I pick up Susan Griffin’s first book. She thanks Michele Cliff in the acknowledgements and notes journals like Sinister Wisdom. I pick up Of Woman Born and Rich quotes Griffin, thanks Robin Morgan, Mary Daly, and Kirsten Grimstad and Susan Rennie, editors of Chrysalis. I begin to understand the circles, overlapping, of activists, authors, artists interested in women’s culture in the 1970s and how small that world must have been. These are also the same women most frequently listed as “cultural feminists” (link to google book resources on my emerging Omeka site). However, the circles are really much wider, and cast doubts on this notion that something called “cultural feminism” can be sorted out from women’s liberation at all. Part of the project of The Politics of Women’s Culture is to delineate the circles of various people talking about women’s culture, and explore their overlaps. However, for artists that proves far harder than for authors.

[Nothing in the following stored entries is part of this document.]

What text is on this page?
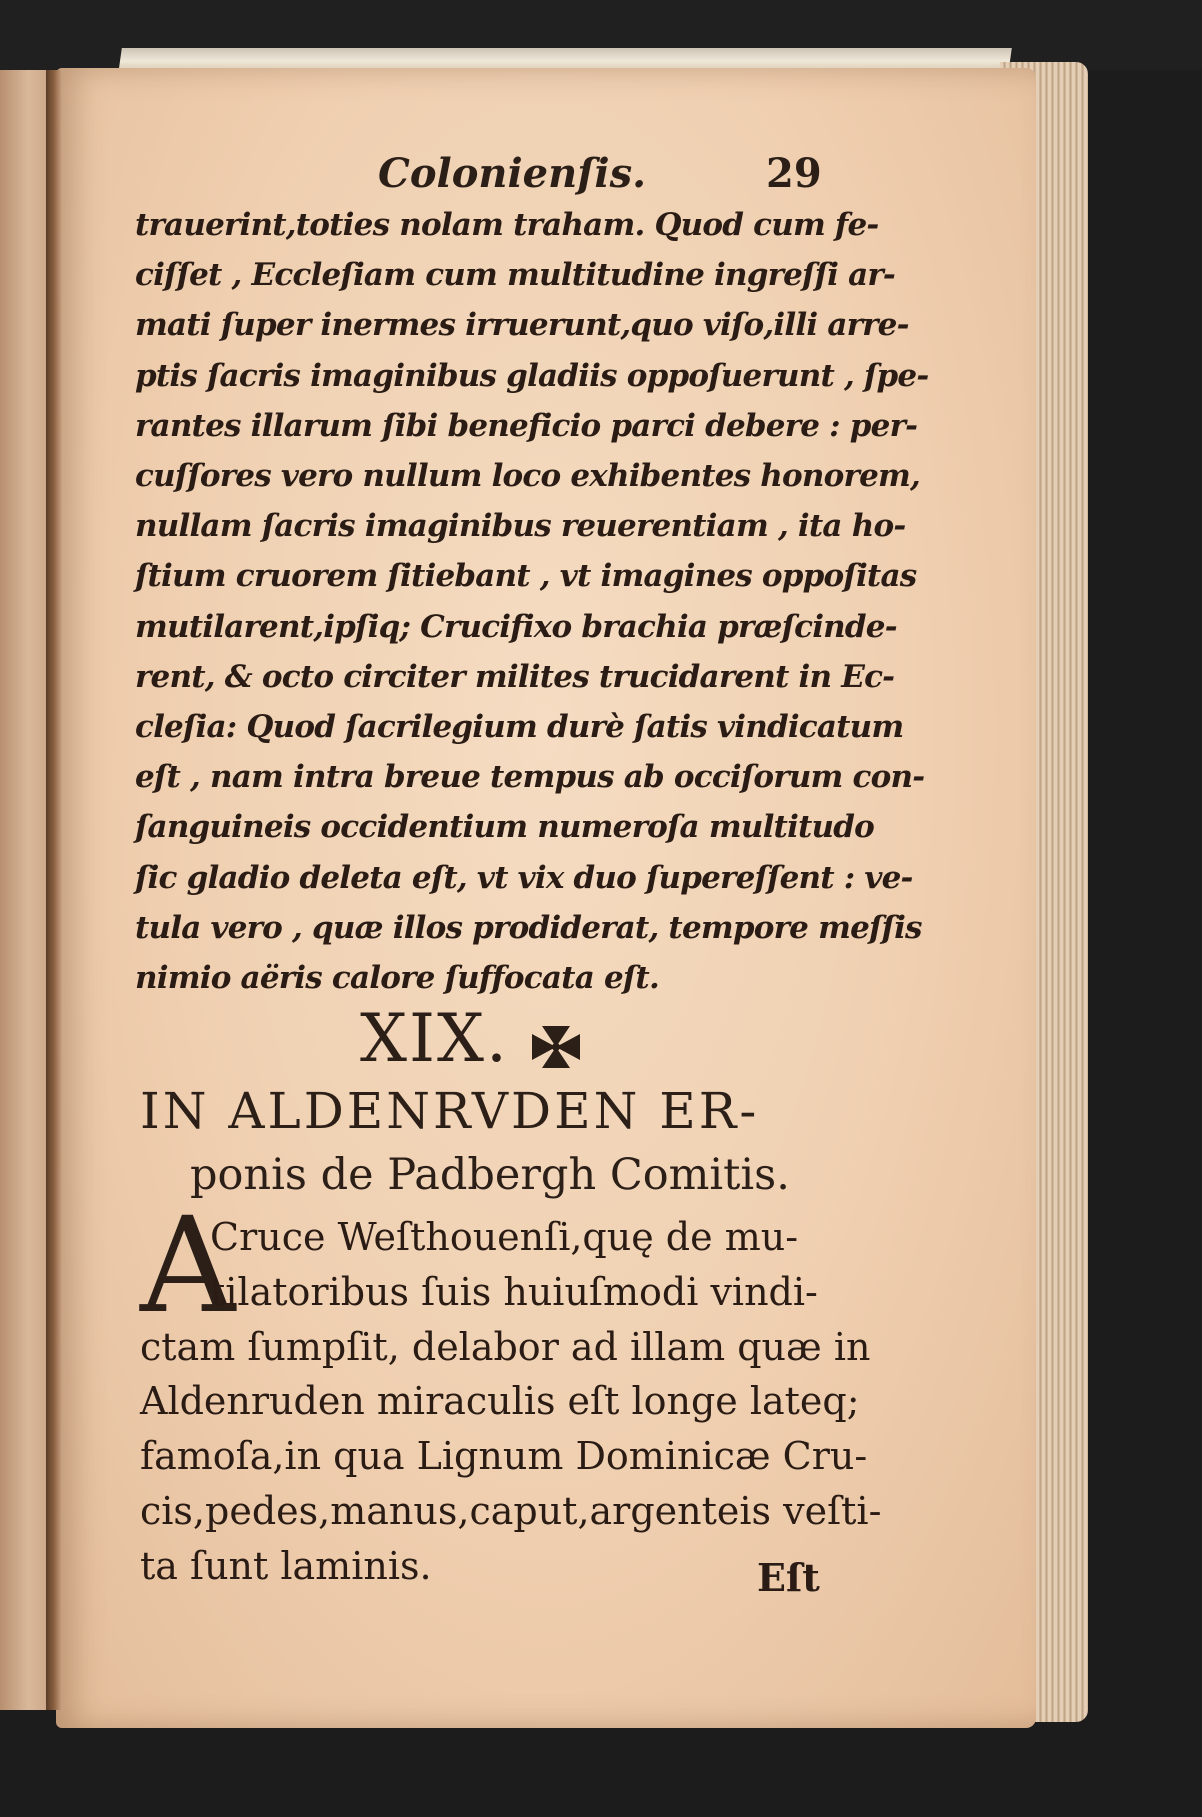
Colonienſis.	29
trauerint,toties nolam traham. Quod cum fe-
ciſſet , Eccleſiam cum multitudine ingreſſi ar-
mati ſuper inermes irruerunt,quo viſo,illi arre-
ptis ſacris imaginibus gladiis oppoſuerunt , ſpe-
rantes illarum ſibi beneficio parci debere : per-
cuſſores vero nullum loco exhibentes honorem,
nullam ſacris imaginibus reuerentiam , ita ho-
ſtium cruorem ſitiebant , vt imagines oppoſitas
mutilarent,ipſiq; Crucifixo brachia præſcinde-
rent, & octo circiter milites trucidarent in Ec-
cleſia: Quod ſacrilegium durè ſatis vindicatum
eſt , nam intra breue tempus ab occiſorum con-
ſanguineis occidentium numeroſa multitudo
ſic gladio deleta eſt, vt vix duo ſupereſſent : ve-
tula vero , quæ illos prodiderat, tempore meſſis
nimio aëris calore ſuffocata eſt.
XIX.
IN ALDENRVDEN ER-
ponis de Padbergh Comitis.
A
Cruce Weſthouenſi,quę de mu-
tilatoribus ſuis huiuſmodi vindi-
ctam ſumpſit, delabor ad illam quæ in
Aldenruden miraculis eſt longe lateq;
famoſa,in qua Lignum Dominicæ Cru-
cis,pedes,manus,caput,argenteis veſti-
ta ſunt laminis.	Eſt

One of the most fascinating artists of this era, who is finally getting some major attention, is the artist Carolee Schneemann, probably best known for her early piece, Interior Scroll (1975). This piece working from the body was among those most frequently slammed by the “essentialist label” the n’est plus ultra of writing with the body (see Annette Kubitza’s fascinating article about shifting perceptions of Schneemann’s work.
|photo credit, artist’s website|
So imagine my suprrise as I sifted through Schneeman’s papers at the Getty this summer, where they are, as an aside, quite the hot collection, feminist art is def. having its renaissance. Here are Schneemann’s notes on the program for the Scholar and The Feminist conference at Barnard in 1976, and again in 1979. Here is a draft manuscript from the feminist theologian Elaine Pagels. Here she is protesting against censorship. Here is her voluminous, and heavily annotated, clippings about feminist issues from the popular press. Here are her copies of the radical feminist periodical Off Our Backs. Here are the copious notes she took from various primary and secondary historical sources for her work Missing Precedents A History of Women Artists. Here is the syllabus for the course on women artists she taught in 1974.

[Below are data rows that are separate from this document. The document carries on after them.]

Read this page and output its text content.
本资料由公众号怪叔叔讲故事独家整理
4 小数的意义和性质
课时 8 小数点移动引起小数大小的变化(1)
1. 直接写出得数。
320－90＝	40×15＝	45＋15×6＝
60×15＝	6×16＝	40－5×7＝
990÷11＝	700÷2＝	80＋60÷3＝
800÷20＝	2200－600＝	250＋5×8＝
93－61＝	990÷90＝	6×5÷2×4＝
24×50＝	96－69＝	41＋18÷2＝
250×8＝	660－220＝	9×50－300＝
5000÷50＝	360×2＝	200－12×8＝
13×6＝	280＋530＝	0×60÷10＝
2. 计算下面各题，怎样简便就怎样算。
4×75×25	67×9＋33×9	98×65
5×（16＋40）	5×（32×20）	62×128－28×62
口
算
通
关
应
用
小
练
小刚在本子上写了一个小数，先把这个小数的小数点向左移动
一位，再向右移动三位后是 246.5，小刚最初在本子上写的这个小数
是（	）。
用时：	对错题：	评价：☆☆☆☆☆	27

In Kate Millett’s papers at Duke, I find an early copy of Schneemann’s xerox artist’s book Cezanne, She was A Great Painter, in which , rather than giving up her first artistic role model, Schneemann reimagines him as female.

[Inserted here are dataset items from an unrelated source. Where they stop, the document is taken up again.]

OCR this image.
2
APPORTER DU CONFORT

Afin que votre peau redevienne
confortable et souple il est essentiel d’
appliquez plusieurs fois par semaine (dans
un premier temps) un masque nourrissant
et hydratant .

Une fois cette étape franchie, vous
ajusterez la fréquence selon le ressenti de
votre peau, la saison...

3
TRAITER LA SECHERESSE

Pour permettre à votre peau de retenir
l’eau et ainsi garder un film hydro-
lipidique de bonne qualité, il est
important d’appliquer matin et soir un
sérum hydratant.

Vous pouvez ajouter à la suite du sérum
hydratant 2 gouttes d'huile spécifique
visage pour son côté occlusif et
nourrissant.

I wonder if Schneemann and Millett ever met? They were both members of Fluxus. The extraordinary work Correspondence Course: An Epistolary History of Carolee Schneemann and Her Circles includes a letter to Millett. Schneemann’s edited correspondence is a treasure precisely because it provides insights into the circles that connected artists, in ways that authors often acknowledge int heir published works, but that are far harder to track, outside of (incomplete) archives for the artists.